Until the VHS of Pardon My Sarong was released I had never seen the complete film. When I was a lad and WPIX television in New York City used to show Abbott and Costello films every Sunday morning, the film always began with Costello crashing that bus into the harbor. I used to wonder why as prominent an actor like William Demarest had such a brief part.

So when I was a kid I missed the Ink Spots do a number and I missed cop Bill Demarest get bamboozled by A&C. Both Abbott and Costello disguise themselves as a magician and make Demarest the fall guy for some gags. This might be the only time Abbott was ever a comic in any of their films and he was good.

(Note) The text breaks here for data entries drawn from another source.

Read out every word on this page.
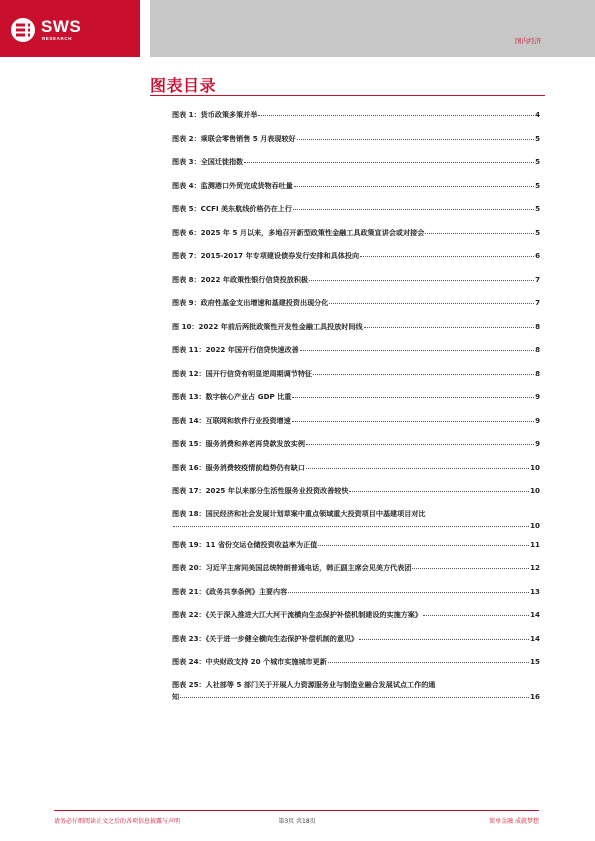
SWS
RESEARCH	国内经济
图表目录
图表 1：货币政策多策并举	4
图表 2：乘联会零售销售 5 月表现较好	5
图表 3：全国迁徙指数	5
图表 4：监测港口外贸完成货物吞吐量	5
图表 5：CCFI 美东航线价格仍在上行	5
图表 6：2025 年 5 月以来，多地召开新型政策性金融工具政策宣讲会或对接会	5
图表 7：2015-2017 年专项建设债券发行安排和具体投向	6
图表 8：2022 年政策性银行信贷投放积极	7
图表 9：政府性基金支出增速和基建投资出现分化	7
图 10：2022 年前后两批政策性开发性金融工具投放时间线	8
图表 11：2022 年国开行信贷快速改善	8
图表 12：国开行信贷有明显逆周期调节特征	8
图表 13：数字核心产业占 GDP 比重	9
图表 14：互联网和软件行业投资增速	9
图表 15：服务消费和养老再贷款发放实例	9
图表 16：服务消费较疫情前趋势仍有缺口	10
图表 17：2025 年以来部分生活性服务业投资改善较快	10
图表 18：国民经济和社会发展计划草案中重点领域重大投资项目中基建项目对比
10
图表 19：11 省份交运仓储投资收益率为正值	11
图表 20：习近平主席同美国总统特朗普通电话，韩正副主席会见美方代表团	12
图表 21：《政务共享条例》主要内容	13
图表 22：《关于深入推进大江大河干流横向生态保护补偿机制建设的实施方案》	14
图表 23：《关于进一步健全横向生态保护补偿机制的意见》	14
图表 24：中央财政支持 20 个城市实施城市更新	15
图表 25：人社部等 5 部门关于开展人力资源服务业与制造业融合发展试点工作的通
知	16
请务必仔细阅读正文之后的各项信息披露与声明	第3页 共18页	简单金融 成就梦想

I guess the Chicago Transit company didn't want to put two buses in jeopardy which was why both boys were on the same bus. Millionaire Yachtsman Robert Paige has some how talked these two into leaving their Michigan Avenue route and driving him and a bevy of beauties to Los Angeles for the start of a boat race.

Of course having lost their jobs as bus drivers with this harebrained move the boys sign on with Paige as a yacht crew along with Virginia Bruce who is the sister of one of Paige's rivals and they get blown off course and wind up on an island Dorothy Lamour would be found on if the film had been made at Paramount.

Don't ask me how, but the natives make Costello some kind of Deity and he gets to be the big man on campus there. Of course we also have resident villain Lionel Atwill looking to loot some treasure.

Like Douglass Dumbrille in a few Abbott and Costello films, Atwill looked like he was having a great old time burlesquing his own sinister image, especially in the chase sequence at the end.

One of the best from Abbott and Costello's early Universal days.